True, Carr’s career coincided with the period in which big money (TV deals, endorsements, sponsorships, alumni organizations, etc.) really ran amok. Point well taken. But to suggest that Carr might be “the last good guy?” What hyperbole. What garbage.
Frankly, one need look no further than Michigan’s archrival to disprove this idiocy. Jim Tressel has worked every bit as hard to uphold academic standards as Carr and has done every bit as much for charitable and educational organizations (both of his parents were heavily involved in education, as is one of his brothers) and has been equally concerned with trying to uphold a good image for his university. Granted, Tressel has suffered his share of off-field embarrassments from his players over the years. But Carr has had a number of wanna-be Terrell Owens types with big mouths over the years (i.e. Mike Hart, Braylon Edwards, Charles Woodson) and he never suffers in some quarters the way that Tressel does for his players’ failings.

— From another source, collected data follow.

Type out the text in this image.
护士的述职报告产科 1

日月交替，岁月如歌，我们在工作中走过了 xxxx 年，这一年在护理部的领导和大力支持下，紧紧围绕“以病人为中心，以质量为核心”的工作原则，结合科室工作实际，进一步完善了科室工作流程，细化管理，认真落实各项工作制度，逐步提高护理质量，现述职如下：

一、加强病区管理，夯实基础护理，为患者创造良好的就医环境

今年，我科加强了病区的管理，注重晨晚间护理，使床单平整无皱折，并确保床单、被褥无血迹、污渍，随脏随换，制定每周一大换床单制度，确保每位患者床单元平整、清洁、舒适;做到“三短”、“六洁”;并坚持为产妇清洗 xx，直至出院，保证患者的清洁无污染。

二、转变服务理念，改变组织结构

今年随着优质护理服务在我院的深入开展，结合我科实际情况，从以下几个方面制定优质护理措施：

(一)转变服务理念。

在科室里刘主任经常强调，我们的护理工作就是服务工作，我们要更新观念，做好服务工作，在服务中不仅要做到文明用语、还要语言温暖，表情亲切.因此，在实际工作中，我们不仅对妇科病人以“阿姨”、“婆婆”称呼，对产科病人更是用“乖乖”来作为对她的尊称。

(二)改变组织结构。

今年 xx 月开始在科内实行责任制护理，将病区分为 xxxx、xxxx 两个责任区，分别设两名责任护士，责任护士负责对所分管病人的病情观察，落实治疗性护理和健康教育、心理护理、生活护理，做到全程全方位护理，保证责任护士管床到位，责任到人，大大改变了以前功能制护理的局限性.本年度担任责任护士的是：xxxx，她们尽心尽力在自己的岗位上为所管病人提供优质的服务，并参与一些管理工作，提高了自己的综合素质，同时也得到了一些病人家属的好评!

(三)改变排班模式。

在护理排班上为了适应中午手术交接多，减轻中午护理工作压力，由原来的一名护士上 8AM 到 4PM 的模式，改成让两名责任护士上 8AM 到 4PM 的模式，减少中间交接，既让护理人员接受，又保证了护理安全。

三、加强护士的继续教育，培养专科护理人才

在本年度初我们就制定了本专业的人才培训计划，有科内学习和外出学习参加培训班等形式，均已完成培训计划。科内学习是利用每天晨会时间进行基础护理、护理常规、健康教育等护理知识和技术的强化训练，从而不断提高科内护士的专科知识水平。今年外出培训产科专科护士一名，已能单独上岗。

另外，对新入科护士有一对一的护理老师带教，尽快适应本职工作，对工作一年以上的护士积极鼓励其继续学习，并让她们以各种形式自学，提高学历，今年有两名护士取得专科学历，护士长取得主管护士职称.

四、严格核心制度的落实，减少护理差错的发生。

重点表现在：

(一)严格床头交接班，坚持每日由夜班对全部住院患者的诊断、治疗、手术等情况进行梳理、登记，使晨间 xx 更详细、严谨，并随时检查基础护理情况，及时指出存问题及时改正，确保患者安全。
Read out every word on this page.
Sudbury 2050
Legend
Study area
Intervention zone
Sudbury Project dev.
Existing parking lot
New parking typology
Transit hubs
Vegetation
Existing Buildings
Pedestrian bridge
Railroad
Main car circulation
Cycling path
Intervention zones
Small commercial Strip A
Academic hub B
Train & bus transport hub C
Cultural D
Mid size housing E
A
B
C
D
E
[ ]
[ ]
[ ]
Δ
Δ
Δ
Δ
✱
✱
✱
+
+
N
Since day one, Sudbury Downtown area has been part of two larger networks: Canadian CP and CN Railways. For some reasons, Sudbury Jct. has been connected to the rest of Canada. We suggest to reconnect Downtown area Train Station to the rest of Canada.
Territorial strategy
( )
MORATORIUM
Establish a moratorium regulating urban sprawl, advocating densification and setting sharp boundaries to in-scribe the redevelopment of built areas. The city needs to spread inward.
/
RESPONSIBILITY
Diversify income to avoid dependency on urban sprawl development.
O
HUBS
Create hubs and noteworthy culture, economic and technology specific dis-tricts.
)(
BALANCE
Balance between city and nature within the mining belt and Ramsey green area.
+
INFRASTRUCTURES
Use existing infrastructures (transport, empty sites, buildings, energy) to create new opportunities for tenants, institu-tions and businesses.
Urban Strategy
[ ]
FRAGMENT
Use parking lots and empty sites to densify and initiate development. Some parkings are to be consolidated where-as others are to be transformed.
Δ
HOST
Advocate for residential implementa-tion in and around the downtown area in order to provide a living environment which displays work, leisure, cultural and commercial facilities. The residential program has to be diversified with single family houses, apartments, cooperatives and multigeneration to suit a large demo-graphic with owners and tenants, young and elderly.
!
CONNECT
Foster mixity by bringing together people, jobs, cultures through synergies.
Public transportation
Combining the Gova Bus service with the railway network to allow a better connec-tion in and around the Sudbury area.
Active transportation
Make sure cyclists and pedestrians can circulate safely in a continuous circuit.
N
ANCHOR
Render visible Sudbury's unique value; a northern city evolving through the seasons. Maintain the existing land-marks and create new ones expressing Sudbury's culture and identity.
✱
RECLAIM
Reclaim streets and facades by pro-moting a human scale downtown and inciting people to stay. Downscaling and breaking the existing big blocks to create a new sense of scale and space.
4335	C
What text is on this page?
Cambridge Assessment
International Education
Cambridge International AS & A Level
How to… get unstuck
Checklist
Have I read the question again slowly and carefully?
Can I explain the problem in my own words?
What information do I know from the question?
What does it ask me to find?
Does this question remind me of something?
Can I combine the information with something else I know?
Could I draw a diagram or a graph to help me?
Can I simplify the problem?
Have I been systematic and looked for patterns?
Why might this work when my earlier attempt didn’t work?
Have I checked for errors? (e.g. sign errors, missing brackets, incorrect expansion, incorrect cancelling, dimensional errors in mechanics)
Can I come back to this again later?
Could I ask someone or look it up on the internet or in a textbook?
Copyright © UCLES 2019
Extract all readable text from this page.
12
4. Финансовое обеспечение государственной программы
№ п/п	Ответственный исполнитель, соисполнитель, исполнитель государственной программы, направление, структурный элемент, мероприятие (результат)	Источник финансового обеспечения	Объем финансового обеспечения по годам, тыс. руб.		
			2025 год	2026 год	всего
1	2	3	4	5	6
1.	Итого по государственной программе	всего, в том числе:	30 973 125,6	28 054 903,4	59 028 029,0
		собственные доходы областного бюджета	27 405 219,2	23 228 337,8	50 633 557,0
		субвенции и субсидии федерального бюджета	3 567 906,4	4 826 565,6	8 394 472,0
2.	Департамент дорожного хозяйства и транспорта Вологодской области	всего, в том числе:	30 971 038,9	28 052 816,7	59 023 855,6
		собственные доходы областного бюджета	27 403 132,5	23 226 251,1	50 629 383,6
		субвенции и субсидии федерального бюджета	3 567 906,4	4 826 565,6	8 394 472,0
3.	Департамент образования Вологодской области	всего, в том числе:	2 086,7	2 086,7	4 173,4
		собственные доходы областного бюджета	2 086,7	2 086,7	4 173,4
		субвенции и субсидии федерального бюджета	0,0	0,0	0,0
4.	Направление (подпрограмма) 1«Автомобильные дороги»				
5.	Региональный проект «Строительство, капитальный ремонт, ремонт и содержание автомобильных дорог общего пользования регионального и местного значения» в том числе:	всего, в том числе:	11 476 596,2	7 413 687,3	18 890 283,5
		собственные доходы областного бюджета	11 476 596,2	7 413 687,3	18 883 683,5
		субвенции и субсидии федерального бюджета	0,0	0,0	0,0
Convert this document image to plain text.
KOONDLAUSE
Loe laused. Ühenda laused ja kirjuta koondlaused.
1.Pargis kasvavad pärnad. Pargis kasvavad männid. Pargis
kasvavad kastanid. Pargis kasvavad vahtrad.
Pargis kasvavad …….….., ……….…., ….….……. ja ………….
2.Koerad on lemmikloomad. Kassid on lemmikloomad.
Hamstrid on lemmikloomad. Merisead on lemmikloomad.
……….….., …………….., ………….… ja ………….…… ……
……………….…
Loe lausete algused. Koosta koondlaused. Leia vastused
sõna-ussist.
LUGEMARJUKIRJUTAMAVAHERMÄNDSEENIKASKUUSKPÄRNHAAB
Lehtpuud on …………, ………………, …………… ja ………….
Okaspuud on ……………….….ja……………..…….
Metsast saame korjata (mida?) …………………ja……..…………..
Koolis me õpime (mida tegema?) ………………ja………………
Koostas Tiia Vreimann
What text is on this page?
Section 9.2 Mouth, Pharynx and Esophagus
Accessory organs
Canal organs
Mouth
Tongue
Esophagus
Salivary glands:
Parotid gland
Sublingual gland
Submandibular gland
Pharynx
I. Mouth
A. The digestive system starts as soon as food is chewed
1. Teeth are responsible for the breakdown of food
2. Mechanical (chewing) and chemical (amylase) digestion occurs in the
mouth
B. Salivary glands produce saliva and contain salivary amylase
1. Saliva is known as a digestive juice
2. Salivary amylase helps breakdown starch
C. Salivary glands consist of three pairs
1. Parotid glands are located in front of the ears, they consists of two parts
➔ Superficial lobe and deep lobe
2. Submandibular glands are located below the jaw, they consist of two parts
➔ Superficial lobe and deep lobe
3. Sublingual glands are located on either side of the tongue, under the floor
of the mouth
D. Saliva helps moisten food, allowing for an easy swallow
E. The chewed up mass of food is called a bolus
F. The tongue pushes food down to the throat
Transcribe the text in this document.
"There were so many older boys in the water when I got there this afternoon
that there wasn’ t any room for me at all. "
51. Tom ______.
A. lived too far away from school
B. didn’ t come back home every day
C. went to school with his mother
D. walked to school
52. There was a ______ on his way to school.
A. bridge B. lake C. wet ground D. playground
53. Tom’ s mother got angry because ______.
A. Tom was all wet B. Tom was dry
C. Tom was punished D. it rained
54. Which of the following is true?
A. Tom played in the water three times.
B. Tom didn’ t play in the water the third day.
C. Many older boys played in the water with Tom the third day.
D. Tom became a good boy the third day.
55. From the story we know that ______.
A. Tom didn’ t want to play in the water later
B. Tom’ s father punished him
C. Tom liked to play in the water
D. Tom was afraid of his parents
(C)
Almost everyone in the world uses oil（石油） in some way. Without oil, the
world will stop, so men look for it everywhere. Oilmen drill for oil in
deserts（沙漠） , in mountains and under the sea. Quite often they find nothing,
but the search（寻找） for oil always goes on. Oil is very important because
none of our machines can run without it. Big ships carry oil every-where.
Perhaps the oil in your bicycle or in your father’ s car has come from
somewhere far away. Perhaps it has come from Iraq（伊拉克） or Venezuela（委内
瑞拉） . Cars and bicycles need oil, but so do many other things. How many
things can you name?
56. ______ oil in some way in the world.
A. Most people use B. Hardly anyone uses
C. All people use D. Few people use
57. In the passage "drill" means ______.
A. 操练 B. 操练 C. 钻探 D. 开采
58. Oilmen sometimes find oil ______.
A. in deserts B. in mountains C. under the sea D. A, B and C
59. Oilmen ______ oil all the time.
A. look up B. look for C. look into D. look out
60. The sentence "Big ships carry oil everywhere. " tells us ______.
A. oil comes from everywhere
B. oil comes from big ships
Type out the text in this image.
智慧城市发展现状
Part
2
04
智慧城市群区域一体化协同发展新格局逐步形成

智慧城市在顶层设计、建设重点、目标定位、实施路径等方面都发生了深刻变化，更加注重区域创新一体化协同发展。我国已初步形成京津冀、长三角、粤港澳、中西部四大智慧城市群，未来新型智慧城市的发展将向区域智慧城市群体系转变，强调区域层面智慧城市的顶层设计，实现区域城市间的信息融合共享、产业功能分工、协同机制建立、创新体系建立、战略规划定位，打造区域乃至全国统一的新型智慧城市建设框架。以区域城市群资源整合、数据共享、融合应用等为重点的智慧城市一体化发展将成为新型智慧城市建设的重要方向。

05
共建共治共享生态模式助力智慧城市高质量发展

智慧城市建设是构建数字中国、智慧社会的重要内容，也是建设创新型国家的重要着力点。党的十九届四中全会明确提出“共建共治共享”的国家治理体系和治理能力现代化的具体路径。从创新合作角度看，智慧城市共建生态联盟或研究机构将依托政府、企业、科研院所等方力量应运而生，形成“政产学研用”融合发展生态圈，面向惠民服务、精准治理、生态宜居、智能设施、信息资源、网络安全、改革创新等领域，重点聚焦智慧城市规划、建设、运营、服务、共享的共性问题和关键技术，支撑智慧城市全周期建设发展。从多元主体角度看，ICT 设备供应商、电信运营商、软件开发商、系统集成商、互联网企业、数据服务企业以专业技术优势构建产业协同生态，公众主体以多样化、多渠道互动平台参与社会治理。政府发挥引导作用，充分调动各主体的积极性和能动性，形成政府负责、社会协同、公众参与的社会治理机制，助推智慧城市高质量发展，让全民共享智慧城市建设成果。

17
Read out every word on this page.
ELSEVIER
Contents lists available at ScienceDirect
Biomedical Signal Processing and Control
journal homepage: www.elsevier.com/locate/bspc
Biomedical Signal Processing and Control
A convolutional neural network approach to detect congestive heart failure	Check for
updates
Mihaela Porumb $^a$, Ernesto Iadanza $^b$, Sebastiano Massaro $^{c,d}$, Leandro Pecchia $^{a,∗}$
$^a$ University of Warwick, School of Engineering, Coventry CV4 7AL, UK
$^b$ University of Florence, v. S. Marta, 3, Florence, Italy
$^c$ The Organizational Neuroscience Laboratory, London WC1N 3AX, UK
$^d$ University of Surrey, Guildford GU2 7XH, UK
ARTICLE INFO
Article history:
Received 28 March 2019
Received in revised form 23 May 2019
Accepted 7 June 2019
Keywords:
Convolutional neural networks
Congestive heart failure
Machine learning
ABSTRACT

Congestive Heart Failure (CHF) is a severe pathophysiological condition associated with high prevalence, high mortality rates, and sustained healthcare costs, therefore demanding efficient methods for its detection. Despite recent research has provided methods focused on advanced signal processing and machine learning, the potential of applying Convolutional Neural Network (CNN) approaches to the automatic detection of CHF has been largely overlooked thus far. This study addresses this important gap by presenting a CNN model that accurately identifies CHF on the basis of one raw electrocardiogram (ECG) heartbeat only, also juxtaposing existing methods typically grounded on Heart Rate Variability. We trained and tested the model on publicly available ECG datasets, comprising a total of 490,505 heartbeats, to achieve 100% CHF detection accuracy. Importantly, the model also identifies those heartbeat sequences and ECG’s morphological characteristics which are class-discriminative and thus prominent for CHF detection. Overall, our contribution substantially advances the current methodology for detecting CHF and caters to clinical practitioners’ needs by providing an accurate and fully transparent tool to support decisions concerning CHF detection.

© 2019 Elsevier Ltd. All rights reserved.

Again, I don’t have a problem with what the main thrust of Albom’s column seems to be. College football has become a lot sillier and more like a circus in the last quarter-century – although some coaches have continued to thrive in this climate without selling their souls. And Carr has probably been one of the good guys in the game and has a record better than many. But Lloyd Carr, when it was all said and done, was unable to be any better or worse than a mirror of what was happening in Columbus. When they had a horrible big-game coach in John Cooper, he thrived. When they had a great big-game coach in Jim Tressel, he folded. Frankly, it’s very unfair to the rest of college football to find in Carr’s failures evidence of his nobility. Whether Mitch Albom believes it or not, Lloyd Carr is not a better man than Jim Tressel just because The Vest has pounded him year after year.